Wie eine solche Long- Covid-Regeneration aussehen könnte, soll aus aktuellem Anlass für das Energiesystem skizziert werden. Gerade wurden die Energie-Eckdaten für das Corona-Jahr 2020 verfügbar, die mindestens zwei Überraschungen enthüllen: der Rückgang im Energieverbrauch ist fast ausschließlich auf die geringeren Verkehrsbewegungen zurückzuführen; den Zuwachs bei den Erneuerbaren rettete dank der guten Wasserführung die Wasserkraft, bei Windkraft ist jedoch ein kräftiger Rückgang zu verbuchen. Diese Eckdaten werden zu einem Covid-Energietest, wenn man sie mit den politischen Zielsetzungen für Energie und Klima konfrontiert.

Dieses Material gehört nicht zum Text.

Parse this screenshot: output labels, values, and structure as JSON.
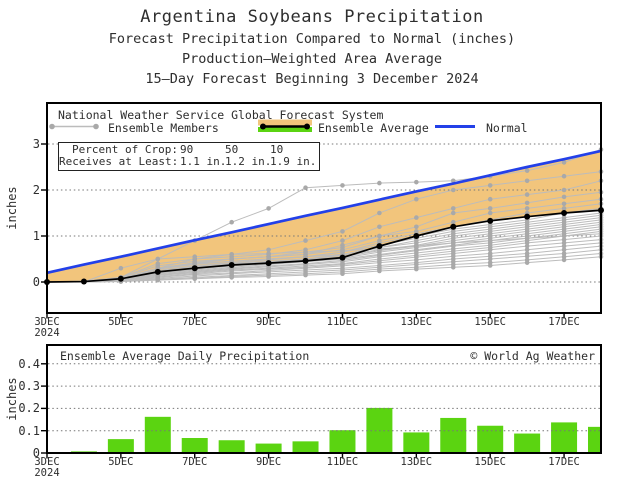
{
  "header": {
    "title": "Argentina Soybeans Precipitation",
    "subtitle1": "Forecast Precipitation Compared to Normal (inches)",
    "subtitle2": "Production–Weighted Area Average",
    "subtitle3": "15–Day Forecast Beginning 3 December 2024"
  },
  "colors": {
    "normal_line": "#2340e8",
    "ensemble_member_line": "#bcbcbc",
    "ensemble_member_dot": "#a9a9a9",
    "ensemble_average_line": "#000000",
    "deficit_fill_orange": "#f2c57c",
    "surplus_fill_green": "#5bd411",
    "bar_fill_green": "#5bd411",
    "grid_dotted": "#777777",
    "axis_black": "#000000"
  },
  "chart_data": [
    {
      "type": "line",
      "name": "cumulative-forecast-vs-normal",
      "source_label": "National Weather Service Global Forecast System",
      "legend": [
        {
          "label": "Ensemble Members",
          "style": "gray-line-with-dots"
        },
        {
          "label": "Ensemble Average",
          "style": "black-line-orange-green-band"
        },
        {
          "label": "Normal",
          "style": "blue-line"
        }
      ],
      "legend_position": "top-inside",
      "crop_box": {
        "row1_label": "Percent of Crop:",
        "row1_values": [
          "90",
          "50",
          "10"
        ],
        "row2_label": "Receives at Least:",
        "row2_values": [
          "1.1 in.",
          "1.2 in.",
          "1.9 in."
        ]
      },
      "ylabel": "inches",
      "yticks": [
        0,
        1,
        2,
        3
      ],
      "ylim": [
        -0.67,
        3.89
      ],
      "grid": "dotted-horizontal",
      "x_days": [
        3,
        4,
        5,
        6,
        7,
        8,
        9,
        10,
        11,
        12,
        13,
        14,
        15,
        16,
        17,
        18
      ],
      "x_tick_days": [
        3,
        5,
        7,
        9,
        11,
        13,
        15,
        17
      ],
      "x_tick_labels": [
        "3DEC",
        "5DEC",
        "7DEC",
        "9DEC",
        "11DEC",
        "13DEC",
        "15DEC",
        "17DEC"
      ],
      "x_first_tick_year": "2024",
      "normal": [
        0.2,
        0.38,
        0.55,
        0.73,
        0.91,
        1.08,
        1.26,
        1.44,
        1.61,
        1.79,
        1.97,
        2.14,
        2.32,
        2.5,
        2.67,
        2.85
      ],
      "ensemble_average": [
        0.0,
        0.01,
        0.07,
        0.22,
        0.3,
        0.37,
        0.41,
        0.46,
        0.53,
        0.78,
        1.0,
        1.2,
        1.33,
        1.42,
        1.5,
        1.56
      ],
      "members": [
        [
          0,
          0,
          0.1,
          0.5,
          0.9,
          1.3,
          1.6,
          2.05,
          2.1,
          2.15,
          2.17,
          2.2,
          2.3,
          2.42,
          2.6,
          2.88
        ],
        [
          0,
          0,
          0.05,
          0.3,
          0.5,
          0.6,
          0.7,
          0.9,
          1.1,
          1.5,
          1.8,
          2.0,
          2.1,
          2.2,
          2.3,
          2.4
        ],
        [
          0,
          0,
          0.1,
          0.4,
          0.5,
          0.55,
          0.6,
          0.7,
          0.9,
          1.2,
          1.4,
          1.6,
          1.8,
          1.9,
          2.0,
          2.2
        ],
        [
          0,
          0.02,
          0.1,
          0.35,
          0.45,
          0.5,
          0.55,
          0.6,
          0.8,
          1.0,
          1.2,
          1.5,
          1.6,
          1.72,
          1.85,
          1.95
        ],
        [
          0,
          0,
          0.05,
          0.3,
          0.4,
          0.5,
          0.55,
          0.65,
          0.75,
          1.0,
          1.1,
          1.3,
          1.5,
          1.6,
          1.7,
          1.8
        ],
        [
          0,
          0,
          0.08,
          0.3,
          0.42,
          0.5,
          0.55,
          0.6,
          0.7,
          0.9,
          1.05,
          1.2,
          1.35,
          1.5,
          1.6,
          1.7
        ],
        [
          0,
          0.01,
          0.06,
          0.28,
          0.38,
          0.45,
          0.5,
          0.55,
          0.65,
          0.85,
          1.0,
          1.15,
          1.25,
          1.35,
          1.5,
          1.6
        ],
        [
          0,
          0,
          0.05,
          0.25,
          0.35,
          0.42,
          0.48,
          0.55,
          0.65,
          0.8,
          0.95,
          1.1,
          1.2,
          1.3,
          1.4,
          1.5
        ],
        [
          0,
          0.02,
          0.08,
          0.3,
          0.4,
          0.45,
          0.5,
          0.55,
          0.6,
          0.75,
          0.9,
          1.05,
          1.15,
          1.25,
          1.35,
          1.45
        ],
        [
          0,
          0,
          0.04,
          0.2,
          0.3,
          0.38,
          0.44,
          0.5,
          0.6,
          0.75,
          0.85,
          1.0,
          1.1,
          1.2,
          1.3,
          1.4
        ],
        [
          0,
          0,
          0.06,
          0.25,
          0.33,
          0.4,
          0.45,
          0.5,
          0.58,
          0.7,
          0.8,
          0.95,
          1.05,
          1.15,
          1.25,
          1.35
        ],
        [
          0,
          0.01,
          0.05,
          0.22,
          0.3,
          0.36,
          0.42,
          0.48,
          0.55,
          0.68,
          0.78,
          0.9,
          1.0,
          1.1,
          1.2,
          1.3
        ],
        [
          0,
          0,
          0.05,
          0.2,
          0.28,
          0.35,
          0.4,
          0.45,
          0.52,
          0.65,
          0.75,
          0.85,
          0.95,
          1.05,
          1.15,
          1.25
        ],
        [
          0,
          0,
          0.04,
          0.18,
          0.26,
          0.32,
          0.38,
          0.44,
          0.5,
          0.6,
          0.7,
          0.8,
          0.9,
          1.0,
          1.1,
          1.2
        ],
        [
          0,
          0.01,
          0.04,
          0.16,
          0.24,
          0.3,
          0.35,
          0.4,
          0.47,
          0.58,
          0.68,
          0.78,
          0.85,
          0.95,
          1.05,
          1.15
        ],
        [
          0,
          0,
          0.03,
          0.15,
          0.22,
          0.28,
          0.33,
          0.38,
          0.44,
          0.55,
          0.63,
          0.72,
          0.8,
          0.9,
          1.0,
          1.1
        ],
        [
          0,
          0,
          0.03,
          0.14,
          0.2,
          0.26,
          0.3,
          0.35,
          0.4,
          0.5,
          0.58,
          0.67,
          0.75,
          0.85,
          0.92,
          1.0
        ],
        [
          0,
          0.01,
          0.03,
          0.12,
          0.18,
          0.24,
          0.28,
          0.32,
          0.38,
          0.46,
          0.54,
          0.62,
          0.7,
          0.78,
          0.85,
          0.92
        ],
        [
          0,
          0,
          0.02,
          0.1,
          0.16,
          0.2,
          0.25,
          0.3,
          0.35,
          0.42,
          0.48,
          0.56,
          0.62,
          0.7,
          0.78,
          0.85
        ],
        [
          0,
          0,
          0.02,
          0.08,
          0.13,
          0.18,
          0.22,
          0.26,
          0.3,
          0.36,
          0.42,
          0.5,
          0.56,
          0.62,
          0.7,
          0.78
        ],
        [
          0,
          0,
          0.02,
          0.06,
          0.1,
          0.14,
          0.18,
          0.22,
          0.26,
          0.32,
          0.38,
          0.44,
          0.5,
          0.56,
          0.62,
          0.7
        ],
        [
          0,
          0,
          0.01,
          0.05,
          0.08,
          0.12,
          0.15,
          0.18,
          0.22,
          0.28,
          0.32,
          0.38,
          0.42,
          0.48,
          0.55,
          0.62
        ],
        [
          0,
          0,
          0.01,
          0.04,
          0.07,
          0.1,
          0.12,
          0.15,
          0.18,
          0.24,
          0.28,
          0.32,
          0.36,
          0.42,
          0.48,
          0.55
        ],
        [
          0,
          0,
          0.3,
          0.5,
          0.55,
          0.6,
          0.62,
          0.65,
          0.68,
          0.72,
          0.78,
          0.85,
          0.9,
          0.95,
          1.0,
          1.05
        ]
      ]
    },
    {
      "type": "bar",
      "name": "ensemble-average-daily-precipitation",
      "title": "Ensemble Average Daily Precipitation",
      "copyright": "© World Ag Weather",
      "ylabel": "inches",
      "yticks": [
        0,
        0.1,
        0.2,
        0.3,
        0.4
      ],
      "ylim": [
        0,
        0.48
      ],
      "grid": "dotted-horizontal",
      "days": [
        4,
        5,
        6,
        7,
        8,
        9,
        10,
        11,
        12,
        13,
        14,
        15,
        16,
        17,
        18
      ],
      "values": [
        0.005,
        0.06,
        0.16,
        0.065,
        0.055,
        0.04,
        0.05,
        0.1,
        0.2,
        0.09,
        0.155,
        0.12,
        0.085,
        0.135,
        0.115
      ],
      "x_tick_days": [
        3,
        5,
        7,
        9,
        11,
        13,
        15,
        17
      ],
      "x_tick_labels": [
        "3DEC",
        "5DEC",
        "7DEC",
        "9DEC",
        "11DEC",
        "13DEC",
        "15DEC",
        "17DEC"
      ],
      "x_first_tick_year": "2024"
    }
  ]
}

Dazu hilft das mit viel Mühe konsensfähig gemachte Gesetz zum Ausbau der erneuerbaren Energien. Dessen Intention, bis 2030 Elektrizität in Österreich im Jahresschnitt voll mit Erneuerbaren bereitzustellen, ist verknüpft mit einem Ausbauziel, das bis 2030 jede Woche die Inbetriebnahme von drei großen Windturbinen und bei Photovoltaik täglich die Installation von gut hundert Anlagen erfordert.

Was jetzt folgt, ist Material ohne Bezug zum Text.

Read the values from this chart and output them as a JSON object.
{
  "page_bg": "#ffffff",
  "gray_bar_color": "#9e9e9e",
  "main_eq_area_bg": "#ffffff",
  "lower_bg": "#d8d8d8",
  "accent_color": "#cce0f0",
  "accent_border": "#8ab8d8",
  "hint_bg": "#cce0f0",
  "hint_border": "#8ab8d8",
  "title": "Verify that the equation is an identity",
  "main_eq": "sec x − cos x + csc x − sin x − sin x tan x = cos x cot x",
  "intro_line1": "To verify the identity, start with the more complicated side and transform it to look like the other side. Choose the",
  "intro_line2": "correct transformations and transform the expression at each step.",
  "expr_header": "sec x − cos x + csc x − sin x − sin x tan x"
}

Bei erneuerbarer Energie ist somit der Covid-Energietest für 2020 schiefgelaufen und die Therapie für die Long-Covid-Regeneration bis 2030 nicht glaubwürdig. Der mit politischen Scheuklappen abgeschirmte Blick auf den Ausbau der Erneuerbaren hat die Wahrnehmung der Verwendung von Energie blockiert. Auch hier hilft der Covid-Energietest weiter.

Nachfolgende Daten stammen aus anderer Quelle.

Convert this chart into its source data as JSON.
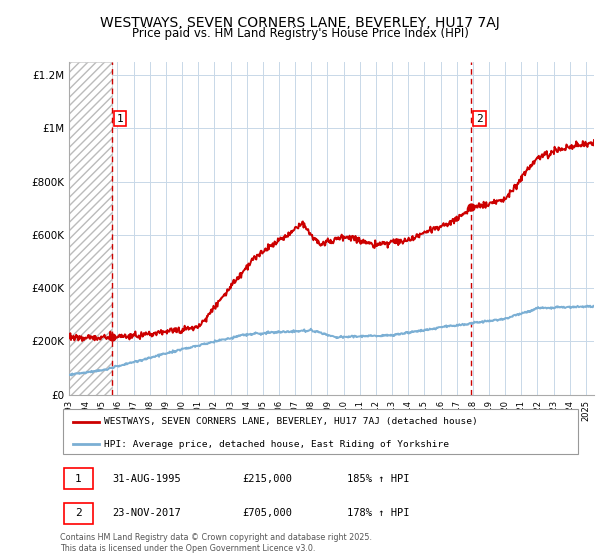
{
  "title": "WESTWAYS, SEVEN CORNERS LANE, BEVERLEY, HU17 7AJ",
  "subtitle": "Price paid vs. HM Land Registry's House Price Index (HPI)",
  "title_fontsize": 10,
  "subtitle_fontsize": 8.5,
  "ylim": [
    0,
    1250000
  ],
  "yticks": [
    0,
    200000,
    400000,
    600000,
    800000,
    1000000,
    1200000
  ],
  "ytick_labels": [
    "£0",
    "£200K",
    "£400K",
    "£600K",
    "£800K",
    "£1M",
    "£1.2M"
  ],
  "hpi_color": "#7bafd4",
  "property_color": "#cc0000",
  "grid_color": "#c8d8e8",
  "bg_color": "#ffffff",
  "sale1_date": 1995.66,
  "sale1_price": 215000,
  "sale1_label": "1",
  "sale2_date": 2017.9,
  "sale2_price": 705000,
  "sale2_label": "2",
  "legend_property_label": "WESTWAYS, SEVEN CORNERS LANE, BEVERLEY, HU17 7AJ (detached house)",
  "legend_hpi_label": "HPI: Average price, detached house, East Riding of Yorkshire",
  "footer": "Contains HM Land Registry data © Crown copyright and database right 2025.\nThis data is licensed under the Open Government Licence v3.0.",
  "xmin": 1993.0,
  "xmax": 2025.5
}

Trotz des historischen wirtschaftlichen Einbruchs blieb der Energieverbrauch bei der Güterproduktion und den Dienstleistungen fast unverändert. Der fehlende Fortschritt bei der effizienten Verwendung lässt auch hier den Test scheitern. Das Energieeffizienzgesetz sollte Orientierungen geben. Für die überfällige Novellierung dieses Gesetzes ist aber nicht einmal ein Entwurf sichtbar.
Alarmsignale auslösen sollte der Covid-Energietest aber beim Verkehr. Das Testergebnis diagnostiziert, wie sensibel Verkehrsbewegungen und der damit verbundene Energieverbrauch bezüglich der räumlichen und zeitlichen Strukturen bei Arbeit, Wohnen und sonstigen Mobilitätserfordernissen ist.
2020 ist der Energieverbrauch im Verkehr um fast ein Fünftel gefallen. Ohne weitere Rückgänge in diesem Sektor werden weder die anzustrebende Halbierung des Energieverbrauchs bis 2030 noch die politisch paktierte Klimaneutralität bis 2040 erreichbar. Das soll aber ohne Lockdowns geschehen. Der Covid-Energietest von 2020 verweist in diesem Schlüsselbereich auf eine Long-Covid-Therapie, die von radikalen Restrukturierungen in Städten und Dörfern bis zu einer Neuorganisation der Arbeit reicht. Noch scheint dieses Testergebnis verdrängt zu werden.